Flowdock is a collaboration tool for technical teams. From the very beginning, we had this idea of using tags to categorize real-time discussions. It works really well for building lists (like ToDo lists, lists of competitors, notes etc.) and for categorizing links (think delicious.com for your internal discussions). It changed the way we work. Still, sometimes you just forget to tag something – which is probably why our recently announced full-text search was a very common feature request.

We store all the messages in MongoDB. Implementing tags with multikey indices was trivial, and using the same mechanism for full-text search seemed to make sense. Some characteristics of our use case are:

  1. Each flow (workspace) is separate, and there’s never need to search through all messages in the database.
  2. Search results are simply sorted chronologically, there is no need for a “Pagerank”.
  3. In Flowdock everything happens in real time, so people expect to see their messages in search results immediately.
  4. We use MongoDB to store messages (with 3 copies of each message + backups). Having all that data in another redundant system would be cumbersome.

Search implementation

The implementation was very straight-forward. Every message document would simply have a new field, _keywords, that gets populated from the message contents. At this point we decided not to do stemming, but to get feedback from our customers about what’s relevant and what’s not. This already resulted in adding the functionality to jump back in chat history.

A message document would now look like this:

{ id: 12345,
  author: …,
  content: “Hey @Otto, should you write the blog post?”,
  flow: “flowdock:developers”,
  _keywords: [“hey”, “otto”, “should”, “you”, “write”, “the”,
    “blog”, “post”],
  _tags: [“user:12”]
}

We needed to add new index { flow: 1, _keywords: 1, id: -1 }. It basically means that we’re not going to be able to search by tags and keywords at the same time.

Keyword population was enabled in our backend secretly much before we rolled out the end-user UI. We also had a Scala script to go through all the older messages and populate the field.

Operational issues

Even before this exercise our system was in state where indices are too large to fit in memory. As it turned out, the _keywords index size in our use-case is ~2500 MB per 1 million messages. Having accumulated more than 50M messages, this really turned out to be a challenge.

Tweeting about our indexing process

When running the migration we encountered several challenges:

  1. MongoDB supports generating the index in background. However, since the service was running at the same time, index generation and active users were aggressively fighting about the available resources. Since adding new messages already involved updating several large indices, and since background index generation was populating memory cache with its own values, all queries started hitting the disk and the user experience was not tolerable. To solve this issue we actually removed _keywords from all the messages that were populated by the backend so far, and then built the (empty) index. This way it was way faster.
  2. Running the _keywords population script also made all queries hit the disk. Since it’s not possible to give priorities to MongoDB queries, we ended up adding lots of sleep() calls in our script. Process 500 messages, sleep 5 seconds… By default MongoDB doesn’t ensure that the change was actually written to disk before returning from the query. This could lead to a situation where queries are just stacking up because the indexing script is faster than your database. Setting the Write Concern level appropriately will make the queries block until they’ve actually completed. If possible, it’s also good to optimize for data locality. If your data is partitioned per organization, it’s likely that two consequent messages from the same organization are closer to each other in the index than two completely random messages. In some cases this might ease the disk I/O a lot. Even with these tricks we’d still have to stop the script every once in a while, when the queries started getting too slow.

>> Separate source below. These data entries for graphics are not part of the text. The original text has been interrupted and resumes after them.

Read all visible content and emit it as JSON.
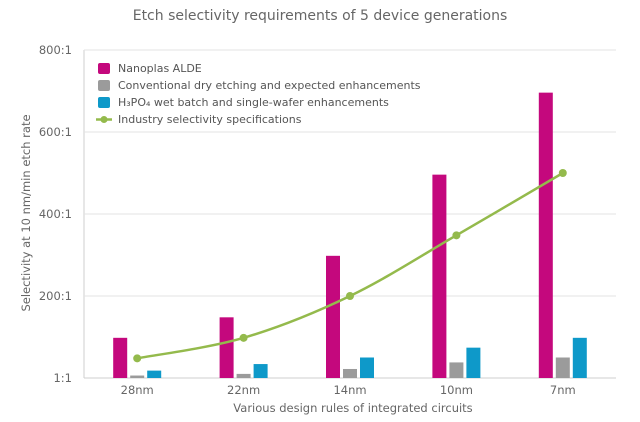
{
  "chart_data": {
    "type": "bar",
    "title": "Etch selectivity requirements of 5 device generations",
    "xlabel": "Various design rules of integrated circuits",
    "ylabel": "Selectivity at 10 nm/min etch rate",
    "categories": [
      "28nm",
      "22nm",
      "14nm",
      "10nm",
      "7nm"
    ],
    "y_ticks": [
      {
        "label": "1:1",
        "level": 0
      },
      {
        "label": "200:1",
        "level": 1
      },
      {
        "label": "400:1",
        "level": 2
      },
      {
        "label": "600:1",
        "level": 3
      },
      {
        "label": "800:1",
        "level": 4
      }
    ],
    "ylim_levels": [
      0,
      4
    ],
    "grid": true,
    "legend_position": "top-left",
    "series": [
      {
        "name": "Nanoplas ALDE",
        "kind": "bar",
        "color": "#c4087d",
        "values": [
          0.49,
          0.74,
          1.49,
          2.48,
          3.48
        ]
      },
      {
        "name": "Conventional dry etching and expected enhancements",
        "kind": "bar",
        "color": "#9b9b9b",
        "values": [
          0.03,
          0.05,
          0.11,
          0.19,
          0.25
        ]
      },
      {
        "name": "H₃PO₄ wet batch and single-wafer enhancements",
        "kind": "bar",
        "color": "#0e99c9",
        "values": [
          0.09,
          0.17,
          0.25,
          0.37,
          0.49
        ]
      },
      {
        "name": "Industry selectivity specifications",
        "kind": "line",
        "color": "#94ba4c",
        "values": [
          0.24,
          0.49,
          1.0,
          1.74,
          2.5
        ]
      }
    ]
  }
}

In the end we took a couple of shortcuts to make our lives easier:

  1. We deleted millions of messages from organizations who had stopped using Flowdock during the beta phase.
  2. Ordered SSD disks from our service provider. It turned out to be the best investment ever! Of course it’s not doable for people using Amazon EC2 etc. but in our case we got a HUGE performance improvement. We could now populate _keywords on a live database with minimal load.

Other solutions would’ve of course been to simply shard until the indices per server fit in memory. Since in our use case people mostly address their newer messages, we felt that SSD is a more efficient solution.

Now the search is running happily, with only a couple of queries per day taking more than 100 ms. Full-text search with MongoDB might be a good fit for many use cases, just be prepared for all the operational issues that any search solution will bring you.